Dear Colleagues and Friends,
The College of Health Professions has new leadership.
After nearly eight years of exemplary leadership and service as dean of the College of Health Professions, Stephen Alway, PhD, is stepping aside from that role, and Dr. Ashley Harkrider, chair of the Department of Audiology and Speech Pathology (ASP), has been named the interim dean.
We are grateful to Dr. Alway, a highly respected educator, researcher, and cherished colleague, for his leadership overseeing progress in the college across many areas. Some of these include increased grant funding for programs and research, contributions to the community with pipeline programs to attract students to careers in health care, expanded academic offerings with the new Pathologists’ Assistant program, and an unprecedented increase in philanthropy to support the college's mission.
Continuing in his tenured appointment as professor in the Department of Physical Therapy and with a joint appointment in the Department of Physiology in the College of Medicine, Dr. Alway will remain as the director of the Center for Muscle, Metabolism, and Neuropathology. Dr. Alway will focus on his innovative and impactful research and on graduate student teaching and mentorship, both areas in which he is renowned for his academic excellence.
Dr. Harkrider, a highly collaborative, inspirational, and accomplished leader, mentor, and researcher, brings a new direction to the College of Health Professions. She has served with distinction for 16 years as chair of the Department of Audiology and Speech Pathology, enabling impressive strategic growth resulting in ASP’s recognition as a Top 25 graduate program by U.S. News & World Report.

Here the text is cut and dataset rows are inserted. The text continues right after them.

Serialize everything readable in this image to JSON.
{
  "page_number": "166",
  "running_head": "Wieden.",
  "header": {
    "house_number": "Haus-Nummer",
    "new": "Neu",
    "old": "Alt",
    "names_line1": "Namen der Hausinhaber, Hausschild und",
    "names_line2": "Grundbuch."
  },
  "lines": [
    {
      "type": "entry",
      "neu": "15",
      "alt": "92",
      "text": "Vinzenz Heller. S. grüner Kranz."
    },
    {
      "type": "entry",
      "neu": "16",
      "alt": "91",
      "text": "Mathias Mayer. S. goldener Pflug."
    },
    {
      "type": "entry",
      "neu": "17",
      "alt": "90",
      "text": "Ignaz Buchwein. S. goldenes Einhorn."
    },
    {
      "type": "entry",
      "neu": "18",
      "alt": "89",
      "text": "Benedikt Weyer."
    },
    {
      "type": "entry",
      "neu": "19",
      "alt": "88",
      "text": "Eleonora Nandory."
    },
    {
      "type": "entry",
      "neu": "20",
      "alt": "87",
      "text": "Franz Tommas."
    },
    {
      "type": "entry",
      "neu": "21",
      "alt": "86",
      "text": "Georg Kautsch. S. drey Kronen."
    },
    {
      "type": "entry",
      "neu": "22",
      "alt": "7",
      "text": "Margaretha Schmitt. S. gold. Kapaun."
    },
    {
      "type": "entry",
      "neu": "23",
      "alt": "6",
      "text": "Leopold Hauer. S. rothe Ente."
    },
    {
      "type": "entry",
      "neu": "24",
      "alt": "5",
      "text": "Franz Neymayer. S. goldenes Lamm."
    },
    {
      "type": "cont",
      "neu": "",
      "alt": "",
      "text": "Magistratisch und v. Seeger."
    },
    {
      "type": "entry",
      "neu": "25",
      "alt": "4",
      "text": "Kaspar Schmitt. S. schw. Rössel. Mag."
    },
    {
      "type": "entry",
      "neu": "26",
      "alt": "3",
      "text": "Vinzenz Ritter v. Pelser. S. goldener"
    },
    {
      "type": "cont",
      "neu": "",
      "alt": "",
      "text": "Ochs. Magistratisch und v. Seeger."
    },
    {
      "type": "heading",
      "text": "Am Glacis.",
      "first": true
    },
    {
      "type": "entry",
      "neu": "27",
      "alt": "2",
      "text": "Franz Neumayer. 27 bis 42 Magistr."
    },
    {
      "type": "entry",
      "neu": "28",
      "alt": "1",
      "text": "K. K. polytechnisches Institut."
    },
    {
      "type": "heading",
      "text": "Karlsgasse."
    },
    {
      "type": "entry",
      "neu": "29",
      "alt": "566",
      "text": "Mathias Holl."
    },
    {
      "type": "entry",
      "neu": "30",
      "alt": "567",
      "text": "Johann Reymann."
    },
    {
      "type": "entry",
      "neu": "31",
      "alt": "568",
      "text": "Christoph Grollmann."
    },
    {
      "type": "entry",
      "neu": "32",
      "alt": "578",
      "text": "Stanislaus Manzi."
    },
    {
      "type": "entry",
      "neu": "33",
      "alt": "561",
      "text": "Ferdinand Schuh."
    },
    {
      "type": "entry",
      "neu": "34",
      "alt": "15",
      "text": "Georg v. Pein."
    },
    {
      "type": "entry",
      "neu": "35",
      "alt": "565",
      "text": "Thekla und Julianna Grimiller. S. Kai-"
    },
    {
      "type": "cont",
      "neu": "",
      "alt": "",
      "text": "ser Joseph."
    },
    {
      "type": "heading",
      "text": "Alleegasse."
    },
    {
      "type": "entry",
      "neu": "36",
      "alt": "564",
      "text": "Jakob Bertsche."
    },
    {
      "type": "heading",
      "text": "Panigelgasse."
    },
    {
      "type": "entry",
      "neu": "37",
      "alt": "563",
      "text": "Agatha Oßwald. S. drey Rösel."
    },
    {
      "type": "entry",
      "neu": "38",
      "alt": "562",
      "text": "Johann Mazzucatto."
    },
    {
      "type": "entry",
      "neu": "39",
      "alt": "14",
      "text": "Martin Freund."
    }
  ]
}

In leading a team of 36 faculty, 22 staff, and approximately 300 students annually, Dr. Harkrider has overseen the successful expansion of the department’s degree programs. Further, she has guided the department through multiple accreditation site visits without citation.
In 2024, Dr. Harkrider also led the relocation and consolidation of the department (for the first time in more than 40 years) in a newly renovated, state-of-the-art, 60,000-square-foot educational, clinical, and research facility in Knoxville, where critical and highly specialized health care is delivered to the region.
An accomplished and well-funded researcher, Dr. Harkrider also directs the Human Auditory Physiology Laboratory and focuses on differences in brain wave patterns while typical and neurodiverse individuals listen to and produce speech.
Dr. Harkrider is a proud UT alumna, a recipient of the UT Alumni Association Distinguished Service Professor Award, a graduate of the UT Executive Leadership Institute, and serves as the treasurer of the Council of Academic Programs in Communication Sciences and Disorders.
I am grateful to Dr. Harkrider for taking on this important new role that will strategically increase her presence and engagement on both the Memphis and Knoxville campuses. Details on a national search for the next dean for the college will be forthcoming.
Please join me in thanking Dr. Alway for his excellent service and in wishing him well as he dedicates his great talent and passion to research and mentorship. Please also congratulate and support Dr. Harkrider in this interim leadership position.